What the inside of a custard apple looks like
When you break open a ripened custard apple, eat the fleshy part and take out the black seeds.


Don't they look so mouth-watering? Our driver took us to his family's roadside stall where they were selling these fruits and we got a great deal. We also bought some fruit at the stalls outside of Daulatabad Fort. 


The Daulatabad Fort is about 9 miles northwest of Aurangabad in a town called Daulatabad. It was once known as the invincible fort because of its impressive defenses and strategic traps laid throughout the fort. 



Entrance gate to Daulatabad Fort
Look at the spikes on this gate!


Just look at him grinning, standing next to the massive entrance gate. Before gunpowder, intoxicated elephants were used as a battering ram to break open the gates. The presence of spikes ensured that the elephants died of the injury. 


Those poor elephants. Where was P.E.T.A.?


As we walked through the entrance gate, we saw canons like the one below lined up against one side of the fort wall. 




I wonder if that is the "curb" appeal for the adventure buffs like my husband. He couldn't wait to go inside and explore the fort.


Below is a picture of Chand Minar or the Tower of the Moon. Chand Minar was inspired by Qutub Minar in Delhi. A small mosque sits at the base of the tower. You can see the tower from every corner of the fort. 


Chand Minar in the distant

The tower was closed so we couldn't peek inside. :( We moved onwards into the fort. It was a long walk up the fort with twists and turns and many, many steps. You must wear good walking shoes or sneakers for this trek. 


Michael on top of the Daulatabad Fort


Michael climbed on top of the fort's wall to get a better look at the view. He didn't say anything but I knew he was thinking, "I'm on top of the world." 



The view of Chand Minar from the top of Daulatabad Fort
You can see Chand Minar from every corner and touch it as well! hehe



Hello, honey. How's the view from up there?


There is a narrow set of steps that lead visitors up to the tippy top of this fort. Of course, my husband had to check it out.
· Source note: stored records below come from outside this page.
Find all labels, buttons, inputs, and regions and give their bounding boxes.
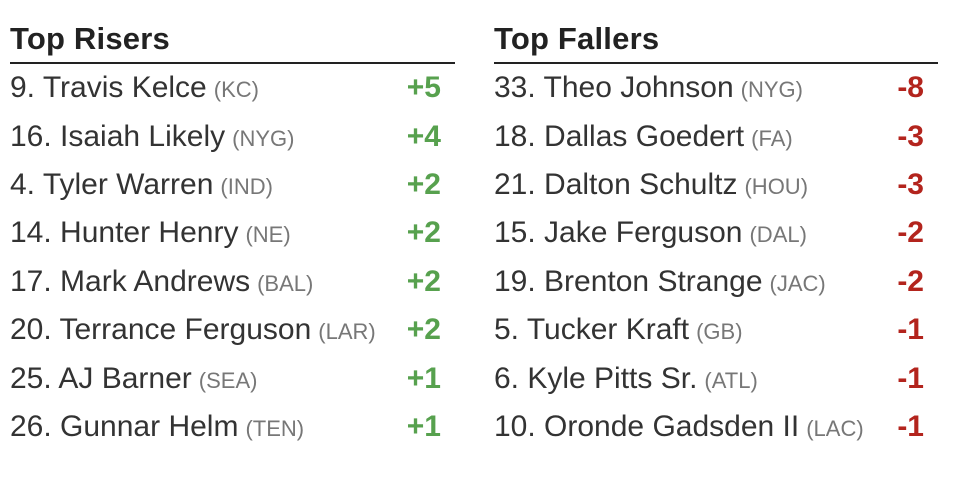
player-team-code: (HOU) <box>744 173 809 199</box>
player-entry: 10. Oronde Gadsden II (LAC) <box>494 410 864 444</box>
rank-change-value: -8 <box>897 71 924 105</box>
top-fallers-list: 33. Theo Johnson (NYG) -8 18. Dallas Goed… <box>494 64 938 451</box>
player-team-code: (IND) <box>220 173 273 199</box>
player-entry: 5. Tucker Kraft (GB) <box>494 313 743 347</box>
rank-change-value: -1 <box>897 409 924 443</box>
player-rank-name: 5. Tucker Kraft <box>494 313 690 347</box>
top-risers-title: Top Risers <box>10 20 455 64</box>
trend-row: 15. Jake Ferguson (DAL) -2 <box>494 209 938 257</box>
player-rank-name: 15. Jake Ferguson <box>494 216 743 250</box>
rank-change-value: +2 <box>406 167 441 201</box>
player-entry: 21. Dalton Schultz (HOU) <box>494 168 808 202</box>
player-entry: 33. Theo Johnson (NYG) <box>494 71 803 105</box>
player-team-code: (ATL) <box>704 367 758 393</box>
player-rank-name: 6. Kyle Pitts Sr. <box>494 361 698 395</box>
rank-change-value: +4 <box>406 119 441 153</box>
trend-row: 4. Tyler Warren (IND) +2 <box>10 161 455 209</box>
player-team-code: (LAC) <box>806 415 864 441</box>
trend-row: 21. Dalton Schultz (HOU) -3 <box>494 161 938 209</box>
trend-row: 6. Kyle Pitts Sr. (ATL) -1 <box>494 354 938 402</box>
player-entry: 25. AJ Barner (SEA) <box>10 362 257 396</box>
player-entry: 6. Kyle Pitts Sr. (ATL) <box>494 362 758 396</box>
player-team-code: (DAL) <box>749 222 807 248</box>
player-team-code: (GB) <box>696 319 743 345</box>
player-entry: 15. Jake Ferguson (DAL) <box>494 216 807 250</box>
top-fallers-title: Top Fallers <box>494 20 938 64</box>
player-rank-name: 26. Gunnar Helm <box>10 409 239 443</box>
top-fallers-column: Top Fallers 33. Theo Johnson (NYG) -8 18.… <box>494 0 938 451</box>
player-rank-name: 9. Travis Kelce <box>10 71 207 105</box>
player-entry: 18. Dallas Goedert (FA) <box>494 120 793 154</box>
player-entry: 4. Tyler Warren (IND) <box>10 168 273 202</box>
player-entry: 19. Brenton Strange (JAC) <box>494 265 826 299</box>
trend-row: 17. Mark Andrews (BAL) +2 <box>10 258 455 306</box>
player-rank-name: 16. Isaiah Likely <box>10 119 226 153</box>
trend-row: 10. Oronde Gadsden II (LAC) -1 <box>494 403 938 451</box>
top-risers-column: Top Risers 9. Travis Kelce (KC) +5 16. Is… <box>10 0 455 451</box>
player-team-code: (NE) <box>245 222 291 248</box>
rank-change-value: +1 <box>406 361 441 395</box>
player-rank-name: 18. Dallas Goedert <box>494 119 745 153</box>
rank-change-value: -2 <box>897 264 924 298</box>
player-rank-name: 14. Hunter Henry <box>10 216 239 250</box>
player-entry: 16. Isaiah Likely (NYG) <box>10 120 294 154</box>
top-risers-list: 9. Travis Kelce (KC) +5 16. Isaiah Likely… <box>10 64 455 451</box>
rank-change-value: -3 <box>897 167 924 201</box>
player-entry: 17. Mark Andrews (BAL) <box>10 265 313 299</box>
player-team-code: (LAR) <box>318 319 376 345</box>
player-team-code: (BAL) <box>257 270 314 296</box>
rank-change-value: +2 <box>406 216 441 250</box>
player-entry: 9. Travis Kelce (KC) <box>10 71 259 105</box>
trend-row: 9. Travis Kelce (KC) +5 <box>10 64 455 112</box>
trend-row: 26. Gunnar Helm (TEN) +1 <box>10 403 455 451</box>
rank-change-value: +2 <box>406 264 441 298</box>
trend-row: 20. Terrance Ferguson (LAR) +2 <box>10 306 455 354</box>
player-team-code: (FA) <box>751 125 793 151</box>
player-rank-name: 4. Tyler Warren <box>10 167 214 201</box>
rank-change-value: +1 <box>406 409 441 443</box>
rank-change-value: +5 <box>406 71 441 105</box>
player-entry: 20. Terrance Ferguson (LAR) <box>10 313 376 347</box>
rank-change-value: -2 <box>897 216 924 250</box>
rank-change-value: -1 <box>897 361 924 395</box>
trend-row: 19. Brenton Strange (JAC) -2 <box>494 258 938 306</box>
player-team-code: (KC) <box>213 77 259 103</box>
rank-change-value: -3 <box>897 119 924 153</box>
player-team-code: (NYG) <box>740 77 803 103</box>
player-rank-name: 20. Terrance Ferguson <box>10 313 312 347</box>
player-team-code: (NYG) <box>232 125 295 151</box>
trend-row: 25. AJ Barner (SEA) +1 <box>10 354 455 402</box>
player-rank-name: 25. AJ Barner <box>10 361 192 395</box>
rank-trends-widget: Top Risers 9. Travis Kelce (KC) +5 16. Is… <box>10 0 938 451</box>
player-team-code: (JAC) <box>769 270 826 296</box>
trend-row: 16. Isaiah Likely (NYG) +4 <box>10 112 455 160</box>
player-rank-name: 21. Dalton Schultz <box>494 167 738 201</box>
trend-row: 18. Dallas Goedert (FA) -3 <box>494 112 938 160</box>
rank-change-value: +2 <box>406 313 441 347</box>
player-rank-name: 19. Brenton Strange <box>494 264 763 298</box>
player-rank-name: 17. Mark Andrews <box>10 264 251 298</box>
rank-change-value: -1 <box>897 313 924 347</box>
player-team-code: (SEA) <box>198 367 258 393</box>
trend-row: 14. Hunter Henry (NE) +2 <box>10 209 455 257</box>
player-rank-name: 10. Oronde Gadsden II <box>494 409 800 443</box>
player-team-code: (TEN) <box>245 415 305 441</box>
player-rank-name: 33. Theo Johnson <box>494 71 734 105</box>
player-entry: 26. Gunnar Helm (TEN) <box>10 410 304 444</box>
trend-row: 5. Tucker Kraft (GB) -1 <box>494 306 938 354</box>
trend-row: 33. Theo Johnson (NYG) -8 <box>494 64 938 112</box>
player-entry: 14. Hunter Henry (NE) <box>10 216 291 250</box>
I, on the other hand, wanted to live to see the next day, so I decided to let him go up and took a picture of his great feat from below. 
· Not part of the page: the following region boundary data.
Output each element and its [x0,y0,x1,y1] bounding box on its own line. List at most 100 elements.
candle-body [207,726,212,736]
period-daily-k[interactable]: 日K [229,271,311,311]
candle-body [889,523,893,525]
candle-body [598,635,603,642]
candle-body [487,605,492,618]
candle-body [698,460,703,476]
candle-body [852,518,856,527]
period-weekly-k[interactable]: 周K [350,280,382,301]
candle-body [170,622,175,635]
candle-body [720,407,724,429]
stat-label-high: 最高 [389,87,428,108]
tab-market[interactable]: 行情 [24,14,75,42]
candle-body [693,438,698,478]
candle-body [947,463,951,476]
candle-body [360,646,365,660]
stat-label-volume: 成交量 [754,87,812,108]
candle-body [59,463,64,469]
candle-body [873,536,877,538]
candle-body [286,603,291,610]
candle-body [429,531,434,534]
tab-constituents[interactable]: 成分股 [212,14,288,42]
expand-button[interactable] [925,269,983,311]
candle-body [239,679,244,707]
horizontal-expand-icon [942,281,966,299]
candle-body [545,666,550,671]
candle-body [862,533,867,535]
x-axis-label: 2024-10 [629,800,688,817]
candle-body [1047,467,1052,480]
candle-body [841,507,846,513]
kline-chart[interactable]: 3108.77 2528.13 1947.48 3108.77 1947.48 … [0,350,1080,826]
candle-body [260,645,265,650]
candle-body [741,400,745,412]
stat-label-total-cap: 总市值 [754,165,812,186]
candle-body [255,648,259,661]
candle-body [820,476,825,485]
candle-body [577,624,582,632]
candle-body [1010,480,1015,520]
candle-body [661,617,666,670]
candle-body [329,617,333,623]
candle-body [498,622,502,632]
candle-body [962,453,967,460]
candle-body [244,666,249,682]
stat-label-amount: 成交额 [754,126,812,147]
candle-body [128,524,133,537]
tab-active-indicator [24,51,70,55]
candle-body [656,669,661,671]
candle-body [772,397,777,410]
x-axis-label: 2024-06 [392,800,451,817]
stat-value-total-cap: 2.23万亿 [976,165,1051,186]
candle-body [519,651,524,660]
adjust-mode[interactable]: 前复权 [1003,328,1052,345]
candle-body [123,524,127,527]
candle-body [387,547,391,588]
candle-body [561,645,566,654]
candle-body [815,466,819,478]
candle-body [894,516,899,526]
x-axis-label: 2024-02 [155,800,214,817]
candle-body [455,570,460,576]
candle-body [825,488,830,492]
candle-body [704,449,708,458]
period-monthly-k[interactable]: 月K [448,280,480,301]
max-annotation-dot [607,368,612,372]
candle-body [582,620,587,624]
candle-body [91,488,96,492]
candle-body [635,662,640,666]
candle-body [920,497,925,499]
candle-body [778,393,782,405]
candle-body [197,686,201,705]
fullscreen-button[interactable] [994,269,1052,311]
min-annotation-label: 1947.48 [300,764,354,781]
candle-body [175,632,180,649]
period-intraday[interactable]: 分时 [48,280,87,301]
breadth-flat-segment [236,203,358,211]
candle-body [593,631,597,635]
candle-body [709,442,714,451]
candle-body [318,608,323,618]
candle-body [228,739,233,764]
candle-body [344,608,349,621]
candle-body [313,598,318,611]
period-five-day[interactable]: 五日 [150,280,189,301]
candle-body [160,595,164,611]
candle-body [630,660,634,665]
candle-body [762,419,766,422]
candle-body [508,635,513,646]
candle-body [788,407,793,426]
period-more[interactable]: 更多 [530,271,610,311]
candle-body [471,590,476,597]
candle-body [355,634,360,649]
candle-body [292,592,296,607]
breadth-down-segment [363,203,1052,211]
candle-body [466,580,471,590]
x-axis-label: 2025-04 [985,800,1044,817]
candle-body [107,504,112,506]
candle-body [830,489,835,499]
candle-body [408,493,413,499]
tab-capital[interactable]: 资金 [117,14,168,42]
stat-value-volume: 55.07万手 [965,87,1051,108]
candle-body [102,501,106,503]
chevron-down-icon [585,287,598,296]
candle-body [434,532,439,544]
The best and only part my husband seems to remember from our trip to the fort is what happened after we came up the stairs in the picture below:


About midway in the fort, there is an entrance into the cave...the Bat Cave to be precise. This cave was meant to confuse enemies. I'm sure it did precisely that...it confused the hell out of me. It seemed to go on forever and reeked of bat guano. We were crawling through the cave because if you dared to look up, there were thousands of BATSSSS!!! 

I was hanging onto my husband for dear life and hoping nothing touched me. After what felt like an hour but it was really 5 to 10 minutes (depending on how slowly you are walking/crawling through the cave), we climbed up the stairs and into the open air. 

FREEDOM!!! I had never been so happy to breathe in my life. By the way, I'm sorry there aren't any pictures from inside the Bat cave. I really didn't want to die. 

If this is how I felt, can you imagine how the enemies felt back then? There must have been mass confusion. Not to mention that there was a massive moat around this fort. One wrong step and down you go into the moat filled with monstrous creatures. 


Another view of Chand Minar!


We had fun exploring this fort and learned more about its importance. Another gem in Aurangabad that is worth visiting is Bibi ka Maqbara:


Doesn't it remind you of the Taj Mahal? 

Although not as well known as the Taj Mahal, Bibi ka Maqbara ("Mini Taj") is important in its own right. It was commissioned in 1660 by the Mughal emperor Aurangzeb in memory of his first and chief wife, Dilras Banu Begum. 

As we walked along the path, it seemed like we were walking towards the Taj Mahal because of how it was constructed. The Taj Mahal is actually the "final resting place" or mausoleum of Aurangzeb's mother, Mumtaz Mahal. 

Michael and I enjoyed our 2.5 days stay in Aurangabad and explored as much as we could. We also indulged in the cuisine and seasonal fruits such as the many varieties of custard apples (regular, Hanuman phal, and chocolate), and pink guavas. We definitely recommend to all to visit Aurangabad and discover the historical gems in and around this city.